Figure 2. GLT25D1 interacts with LH3 and adiponectin.

Adipo-HEK cells were transiently expressed with LH3 or GLT25D1 or co-transfected together. GFP was used as filler DNA when only one enzyme was expressed. Cells were harvested 18 h post-transfection. 25 μg of protein lysate, and the proportional amount of media were reduced, boiled, separated on a Western blot and visualized using the Odyssey Infrared Imaging System. (A) LH3 was detected intracellularly and secreted.
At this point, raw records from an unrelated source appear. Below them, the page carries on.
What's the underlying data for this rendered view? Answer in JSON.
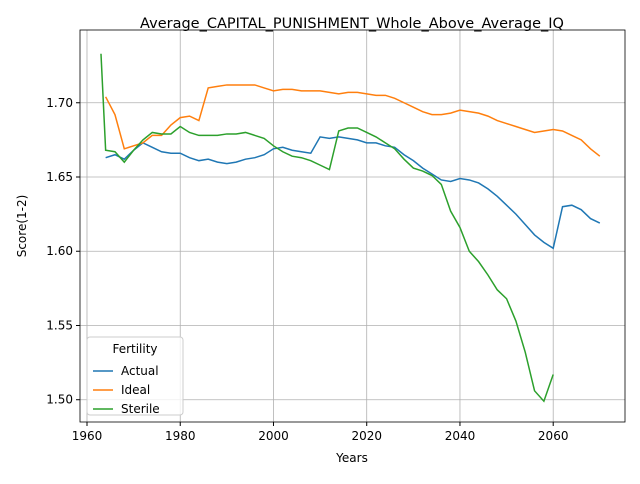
{
  "chart_data": {
    "type": "line",
    "title": "Average_CAPITAL_PUNISHMENT_Whole_Above_Average_IQ",
    "x_label": "Years",
    "y_label": "Score(1-2)",
    "legend_title": "Fertility",
    "legend_position": "lower left",
    "grid": true,
    "xlim": [
      1958.5,
      2075.4
    ],
    "ylim": [
      1.485,
      1.749
    ],
    "xticks": [
      1960,
      1980,
      2000,
      2020,
      2040,
      2060
    ],
    "yticks": [
      {
        "value": 1.5,
        "label": "1.50"
      },
      1.55,
      {
        "value": 1.6,
        "label": "1.60"
      },
      1.65,
      {
        "value": 1.7,
        "label": "1.70"
      }
    ],
    "x": [
      1963,
      1964,
      1966,
      1968,
      1970,
      1972,
      1974,
      1976,
      1978,
      1980,
      1982,
      1984,
      1986,
      1988,
      1990,
      1992,
      1994,
      1996,
      1998,
      2000,
      2002,
      2004,
      2006,
      2008,
      2010,
      2012,
      2014,
      2016,
      2018,
      2020,
      2022,
      2024,
      2026,
      2028,
      2030,
      2032,
      2034,
      2036,
      2038,
      2040,
      2042,
      2044,
      2046,
      2048,
      2050,
      2052,
      2054,
      2056,
      2058,
      2060,
      2062,
      2064,
      2066,
      2068,
      2070
    ],
    "series": [
      {
        "name": "Actual",
        "color": "#1f77b4",
        "values": [
          null,
          1.663,
          1.665,
          1.662,
          1.668,
          1.673,
          1.67,
          1.667,
          1.666,
          1.666,
          1.663,
          1.661,
          1.662,
          1.66,
          1.659,
          1.66,
          1.662,
          1.663,
          1.665,
          1.669,
          1.67,
          1.668,
          1.667,
          1.666,
          1.677,
          1.676,
          1.677,
          1.676,
          1.675,
          1.673,
          1.673,
          1.671,
          1.67,
          1.665,
          1.661,
          1.656,
          1.652,
          1.648,
          1.647,
          1.649,
          1.648,
          1.646,
          1.642,
          1.637,
          1.631,
          1.625,
          1.618,
          1.611,
          1.606,
          1.602,
          1.63,
          1.631,
          1.628,
          1.622,
          1.619
        ]
      },
      {
        "name": "Ideal",
        "color": "#ff7f0e",
        "values": [
          null,
          1.704,
          1.692,
          1.669,
          1.671,
          1.673,
          1.678,
          1.678,
          1.685,
          1.69,
          1.691,
          1.688,
          1.71,
          1.711,
          1.712,
          1.712,
          1.712,
          1.712,
          1.71,
          1.708,
          1.709,
          1.709,
          1.708,
          1.708,
          1.708,
          1.707,
          1.706,
          1.707,
          1.707,
          1.706,
          1.705,
          1.705,
          1.703,
          1.7,
          1.697,
          1.694,
          1.692,
          1.692,
          1.693,
          1.695,
          1.694,
          1.693,
          1.691,
          1.688,
          1.686,
          1.684,
          1.682,
          1.68,
          1.681,
          1.682,
          1.681,
          1.678,
          1.675,
          1.669,
          1.664
        ]
      },
      {
        "name": "Sterile",
        "color": "#2ca02c",
        "values": [
          1.733,
          1.668,
          1.667,
          1.66,
          1.668,
          1.675,
          1.68,
          1.679,
          1.679,
          1.684,
          1.68,
          1.678,
          1.678,
          1.678,
          1.679,
          1.679,
          1.68,
          1.678,
          1.676,
          1.671,
          1.667,
          1.664,
          1.663,
          1.661,
          1.658,
          1.655,
          1.681,
          1.683,
          1.683,
          1.68,
          1.677,
          1.673,
          1.669,
          1.662,
          1.656,
          1.654,
          1.651,
          1.645,
          1.627,
          1.616,
          1.6,
          1.593,
          1.584,
          1.574,
          1.568,
          1.553,
          1.532,
          1.506,
          1.499,
          1.517,
          null,
          null,
          null,
          null,
          null
        ]
      }
    ]
  }
}
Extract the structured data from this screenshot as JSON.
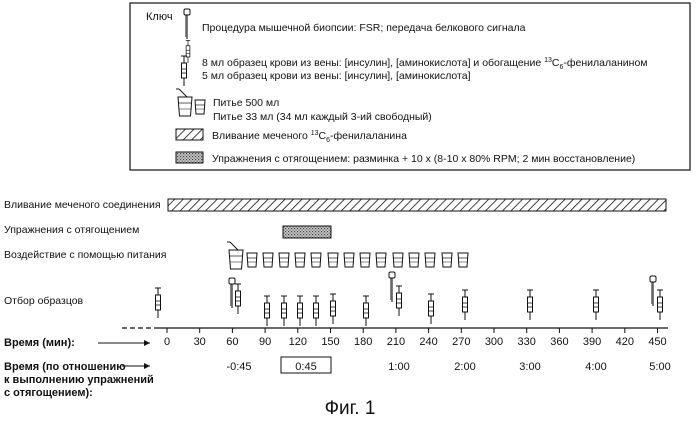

GLT25D1 was only detected intracellularly. β-Tubulin was used as a loading control. (B) Integrated intensity of the bands was used to quantitate the intracellular and secreted LH3. There was a significant increase in the intracellular LH3 when GLT25D1 was co-expressed (n=12, *P=0.0006, P<0.05). (C) SGBS cells were differentiated by the standard protocol until day 7. The media were replaced 24 h prior to co-immunoprecipitation with serum-free media containing 5 µM ascorbic acid. Adiponectin was immunoprecipitated using mouse anti-adiponectin antibody for 2 h at 4˚C. LH3 and GLT25D1 were analysed using the Odyssey Infrared Imaging System, and adiponectin was detected using enhanced chemiluminescence. Gamma was set at 1.0. Equal volumes and amounts of input and post-IP were loaded, equivalent to one-tenth of the IP. Adiponectin was pulled down in the presence of the mouse anti-adiponectin antibody, and was not pulled down by the IgG control. LH3 and GLT25D1 were co-immunoprecipitated with adiponectin (n=4).